Thiazolidinone derivatives are important moieties in functional materials and natural products [12-14], such as latrunculin that has been obtained from the sponge Cacospongia mycofijiensis . Convenient syntheses of thiazolidinone derivatives are highly attractive to synthetic chemists. However, only a few examples are reported for the synthesis of N-substituted thiazolidinones although the synthetic method of thiazolidinone was described in 1993 . Frost and co-workers explored an efficient ruthenium-catalyzed O-to-S-alkyl migration of N-alkyloxazolidine-2-thiones to synthesize thiazolidinone derivatives through a Barton–McCombie pathway in 2015  (Scheme 1b).
Recently, potassium tert-butoxide has been shown to be an efficient promoter for C–C-bond formation reactions [18-22]. However, only few reports described C–N-bond cross-coupling reactions using potassium tert-butoxide as promoter. Wu developed an efficient protocol for the KOt-Bu-promoted synthesis of 1-aminoisoquinolines from 2-methylbenzonitriles and benzonitriles , and the carbonylative cyclization of propargylic amines with selenium under CO gas-free conditions . Based on our continuing interest in developing new transformation methodologies of oxazolines , herein, we report a simple KOt-Bu-promoted selective ring-opening N-alkylation of 2-methyl-2-oxazolines and 2-(methylthio)-4,5-dihydrothiazole with benzyl halides, leading to 2-aminoethyl acetates and N-substituted thiazolidinone derivatives under mild conditions (Scheme 1c).

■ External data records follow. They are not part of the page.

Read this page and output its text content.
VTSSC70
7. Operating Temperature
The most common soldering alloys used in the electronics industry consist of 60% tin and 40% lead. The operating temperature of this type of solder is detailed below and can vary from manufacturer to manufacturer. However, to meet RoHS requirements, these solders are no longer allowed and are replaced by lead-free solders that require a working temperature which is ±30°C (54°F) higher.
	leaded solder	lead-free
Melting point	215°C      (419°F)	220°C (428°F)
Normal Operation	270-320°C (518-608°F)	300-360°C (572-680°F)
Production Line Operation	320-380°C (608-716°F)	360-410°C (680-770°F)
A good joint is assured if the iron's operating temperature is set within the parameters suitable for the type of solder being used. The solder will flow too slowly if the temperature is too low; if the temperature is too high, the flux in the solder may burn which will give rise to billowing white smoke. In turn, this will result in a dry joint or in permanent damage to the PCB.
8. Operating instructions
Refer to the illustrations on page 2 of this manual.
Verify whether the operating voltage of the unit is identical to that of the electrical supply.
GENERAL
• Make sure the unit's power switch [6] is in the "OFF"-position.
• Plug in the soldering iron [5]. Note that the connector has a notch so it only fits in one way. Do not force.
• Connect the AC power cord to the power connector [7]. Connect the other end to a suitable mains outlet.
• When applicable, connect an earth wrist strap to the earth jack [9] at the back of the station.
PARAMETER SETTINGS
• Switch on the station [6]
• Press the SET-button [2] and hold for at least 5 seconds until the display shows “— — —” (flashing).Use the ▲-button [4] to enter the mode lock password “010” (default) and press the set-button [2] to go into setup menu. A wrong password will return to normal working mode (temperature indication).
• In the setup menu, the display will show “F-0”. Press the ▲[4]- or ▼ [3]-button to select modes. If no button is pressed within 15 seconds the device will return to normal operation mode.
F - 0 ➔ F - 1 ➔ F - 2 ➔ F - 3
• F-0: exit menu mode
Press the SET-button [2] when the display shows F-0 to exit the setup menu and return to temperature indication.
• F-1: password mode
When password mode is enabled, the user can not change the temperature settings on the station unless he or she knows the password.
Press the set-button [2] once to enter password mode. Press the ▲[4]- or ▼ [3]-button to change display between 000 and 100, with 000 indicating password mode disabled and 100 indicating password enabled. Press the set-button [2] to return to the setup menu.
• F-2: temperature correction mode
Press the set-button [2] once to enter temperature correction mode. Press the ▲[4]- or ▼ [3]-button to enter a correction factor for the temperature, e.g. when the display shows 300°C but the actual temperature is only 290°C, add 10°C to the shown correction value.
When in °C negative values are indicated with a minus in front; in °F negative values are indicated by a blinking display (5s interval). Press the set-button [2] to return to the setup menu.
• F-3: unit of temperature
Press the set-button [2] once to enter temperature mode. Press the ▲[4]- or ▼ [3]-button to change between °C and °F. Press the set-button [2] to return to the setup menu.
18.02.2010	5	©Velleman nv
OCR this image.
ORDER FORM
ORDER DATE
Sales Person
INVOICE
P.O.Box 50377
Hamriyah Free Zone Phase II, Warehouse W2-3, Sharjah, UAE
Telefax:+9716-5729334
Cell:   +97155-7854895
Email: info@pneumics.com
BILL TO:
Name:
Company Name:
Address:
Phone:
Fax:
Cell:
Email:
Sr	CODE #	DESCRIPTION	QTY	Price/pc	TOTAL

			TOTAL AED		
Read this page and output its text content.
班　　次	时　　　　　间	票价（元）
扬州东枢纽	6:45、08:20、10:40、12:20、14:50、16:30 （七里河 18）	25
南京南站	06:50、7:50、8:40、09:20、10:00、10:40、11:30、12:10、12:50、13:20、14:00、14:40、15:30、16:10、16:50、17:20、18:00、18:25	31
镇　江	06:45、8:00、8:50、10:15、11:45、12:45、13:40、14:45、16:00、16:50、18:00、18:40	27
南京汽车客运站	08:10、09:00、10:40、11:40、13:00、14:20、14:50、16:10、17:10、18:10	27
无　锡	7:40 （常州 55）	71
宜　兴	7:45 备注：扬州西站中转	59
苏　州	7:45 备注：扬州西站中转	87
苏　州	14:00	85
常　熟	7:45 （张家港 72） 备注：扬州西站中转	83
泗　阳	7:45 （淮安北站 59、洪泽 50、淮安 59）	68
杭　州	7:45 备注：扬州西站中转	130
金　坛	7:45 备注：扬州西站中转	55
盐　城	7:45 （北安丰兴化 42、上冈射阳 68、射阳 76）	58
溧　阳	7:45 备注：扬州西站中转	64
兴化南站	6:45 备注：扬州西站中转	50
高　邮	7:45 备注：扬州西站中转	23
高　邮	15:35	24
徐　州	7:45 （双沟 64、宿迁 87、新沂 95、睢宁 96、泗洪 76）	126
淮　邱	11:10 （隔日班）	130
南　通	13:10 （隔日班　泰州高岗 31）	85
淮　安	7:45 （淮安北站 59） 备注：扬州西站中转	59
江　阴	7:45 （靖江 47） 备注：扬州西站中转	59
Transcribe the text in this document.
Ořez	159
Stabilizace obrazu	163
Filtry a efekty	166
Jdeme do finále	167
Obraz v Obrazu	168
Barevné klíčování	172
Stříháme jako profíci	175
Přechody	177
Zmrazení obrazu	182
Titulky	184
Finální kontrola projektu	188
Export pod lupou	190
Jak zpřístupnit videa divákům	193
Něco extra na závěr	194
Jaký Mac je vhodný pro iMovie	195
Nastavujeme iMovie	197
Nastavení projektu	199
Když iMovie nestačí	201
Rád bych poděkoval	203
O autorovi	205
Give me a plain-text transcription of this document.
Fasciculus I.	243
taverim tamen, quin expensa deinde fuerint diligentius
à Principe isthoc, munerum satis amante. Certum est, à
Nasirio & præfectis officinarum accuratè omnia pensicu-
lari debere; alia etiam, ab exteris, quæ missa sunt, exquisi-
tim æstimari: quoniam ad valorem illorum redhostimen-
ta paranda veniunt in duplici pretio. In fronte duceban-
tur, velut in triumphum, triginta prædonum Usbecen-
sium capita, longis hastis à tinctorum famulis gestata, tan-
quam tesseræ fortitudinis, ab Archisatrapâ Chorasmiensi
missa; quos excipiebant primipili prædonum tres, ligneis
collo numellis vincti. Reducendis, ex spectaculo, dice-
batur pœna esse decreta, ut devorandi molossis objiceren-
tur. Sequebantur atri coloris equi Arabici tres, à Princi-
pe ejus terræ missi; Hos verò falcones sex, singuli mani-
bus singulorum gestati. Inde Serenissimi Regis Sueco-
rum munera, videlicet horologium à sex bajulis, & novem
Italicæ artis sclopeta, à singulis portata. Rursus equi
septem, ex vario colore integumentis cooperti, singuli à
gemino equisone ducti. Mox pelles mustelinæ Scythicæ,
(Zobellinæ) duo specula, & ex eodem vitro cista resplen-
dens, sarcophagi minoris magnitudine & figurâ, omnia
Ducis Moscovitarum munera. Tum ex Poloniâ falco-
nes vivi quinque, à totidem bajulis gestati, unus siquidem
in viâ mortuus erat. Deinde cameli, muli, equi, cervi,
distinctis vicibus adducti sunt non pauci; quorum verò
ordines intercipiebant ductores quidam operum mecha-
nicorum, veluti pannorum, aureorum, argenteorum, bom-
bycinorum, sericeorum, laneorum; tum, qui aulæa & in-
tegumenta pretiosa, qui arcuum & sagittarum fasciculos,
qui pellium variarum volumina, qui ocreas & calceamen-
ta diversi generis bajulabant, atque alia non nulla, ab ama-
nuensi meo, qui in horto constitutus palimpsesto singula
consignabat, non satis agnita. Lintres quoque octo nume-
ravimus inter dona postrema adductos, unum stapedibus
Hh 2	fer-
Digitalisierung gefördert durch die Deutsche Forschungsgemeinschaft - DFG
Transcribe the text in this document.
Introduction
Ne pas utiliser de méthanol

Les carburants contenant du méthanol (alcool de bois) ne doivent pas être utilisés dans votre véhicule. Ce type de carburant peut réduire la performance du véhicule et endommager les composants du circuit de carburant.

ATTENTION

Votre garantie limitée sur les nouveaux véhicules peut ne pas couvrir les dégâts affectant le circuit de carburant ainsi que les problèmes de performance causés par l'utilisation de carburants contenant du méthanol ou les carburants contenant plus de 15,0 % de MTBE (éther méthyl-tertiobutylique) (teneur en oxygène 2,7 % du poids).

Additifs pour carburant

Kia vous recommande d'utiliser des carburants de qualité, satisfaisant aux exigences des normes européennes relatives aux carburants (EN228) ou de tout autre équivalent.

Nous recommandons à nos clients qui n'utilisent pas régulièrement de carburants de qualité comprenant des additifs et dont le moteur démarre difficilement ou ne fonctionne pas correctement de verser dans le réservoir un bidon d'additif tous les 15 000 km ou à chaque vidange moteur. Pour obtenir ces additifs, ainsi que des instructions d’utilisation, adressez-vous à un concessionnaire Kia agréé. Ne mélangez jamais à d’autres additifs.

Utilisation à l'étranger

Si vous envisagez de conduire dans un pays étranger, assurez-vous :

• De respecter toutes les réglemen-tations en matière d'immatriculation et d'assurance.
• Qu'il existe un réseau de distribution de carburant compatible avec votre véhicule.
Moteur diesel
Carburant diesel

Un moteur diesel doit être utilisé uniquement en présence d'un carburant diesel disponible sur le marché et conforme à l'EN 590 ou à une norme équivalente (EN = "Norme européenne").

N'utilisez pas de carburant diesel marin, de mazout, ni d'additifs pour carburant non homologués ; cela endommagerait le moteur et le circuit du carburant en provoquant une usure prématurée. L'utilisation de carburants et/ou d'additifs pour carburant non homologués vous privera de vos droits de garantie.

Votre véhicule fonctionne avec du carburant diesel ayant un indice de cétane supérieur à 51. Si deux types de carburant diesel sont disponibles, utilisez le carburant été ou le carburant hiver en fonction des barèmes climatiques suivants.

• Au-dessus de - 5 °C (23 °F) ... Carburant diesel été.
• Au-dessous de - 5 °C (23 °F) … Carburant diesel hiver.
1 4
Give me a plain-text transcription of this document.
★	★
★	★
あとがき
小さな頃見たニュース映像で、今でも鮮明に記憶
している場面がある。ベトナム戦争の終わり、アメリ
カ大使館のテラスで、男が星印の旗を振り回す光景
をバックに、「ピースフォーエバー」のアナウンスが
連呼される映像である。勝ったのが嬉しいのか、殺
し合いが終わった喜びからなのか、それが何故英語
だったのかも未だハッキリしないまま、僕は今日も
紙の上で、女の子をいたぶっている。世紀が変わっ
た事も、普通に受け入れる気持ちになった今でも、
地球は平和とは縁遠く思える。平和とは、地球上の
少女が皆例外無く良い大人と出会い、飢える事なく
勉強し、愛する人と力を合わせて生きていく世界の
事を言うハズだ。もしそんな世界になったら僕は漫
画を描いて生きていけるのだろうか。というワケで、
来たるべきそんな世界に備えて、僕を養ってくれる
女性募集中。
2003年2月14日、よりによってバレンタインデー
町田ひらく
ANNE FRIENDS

To test this ring-opening N-alkylation of 2-oxazoline, benzyl bromide (1a) and 2-methyl-2-oxazoline (2) were chosen as the model substrates for the reaction in the presence of 20 mol % of CuBr2, 2 equiv of KOt-Bu in CH3CN at 100 °C for 16 h, and a full conversion to the 2-aminoethyl acetate product 3a was obtained (Table 1, entry 1). By changing the copper salt to CuBr or CuI, similar results were detected under the same conditions (Table 1, entries 2 and 3). Surprisingly, when this reaction was performed without copper salts and decreasing the temperature to 50 °C in CH3CN, still a 99% GC yield of the desired product 3a was obtained (Table 1, entries 4 and 5). These results revealed that the copper salt is not necessary for this ring-opening N-alkylation reaction to take place. Next we evaluated several solvents, including toluene, EtOH, THF, H2O, CH2Cl2 and dimethyl carbonate (DMC). Among them, DMC afforded the product 3a in an excellent yield and as greener solvent compared to CH3CN, it was selected as the best solvent for this ring-opening N-alkylation (Table 1, entry 11). When replacing KOt-Bu by other potassium salts such as KOH, KOAc and PhCOOK the product yield significantly dropped (Table 1, entries 13–15). Also, decreasing the temperature to room temperature or the amount of KOt-Bu to 0.5 equiv led to lower yields (Table 1, entries 16 and 17). No product was obtained when the reaction was repeated in the absence of a KOt-Bu as base (Table 1, entry 18), demonstrating that KOt-Bu plays an important role for promoting this ring-opening N-alkylation. Finally, performing the reaction with 1.0 equiv of KOt-Bu in DMC at 50 °C for 16 h, was found to be the optimized conditions.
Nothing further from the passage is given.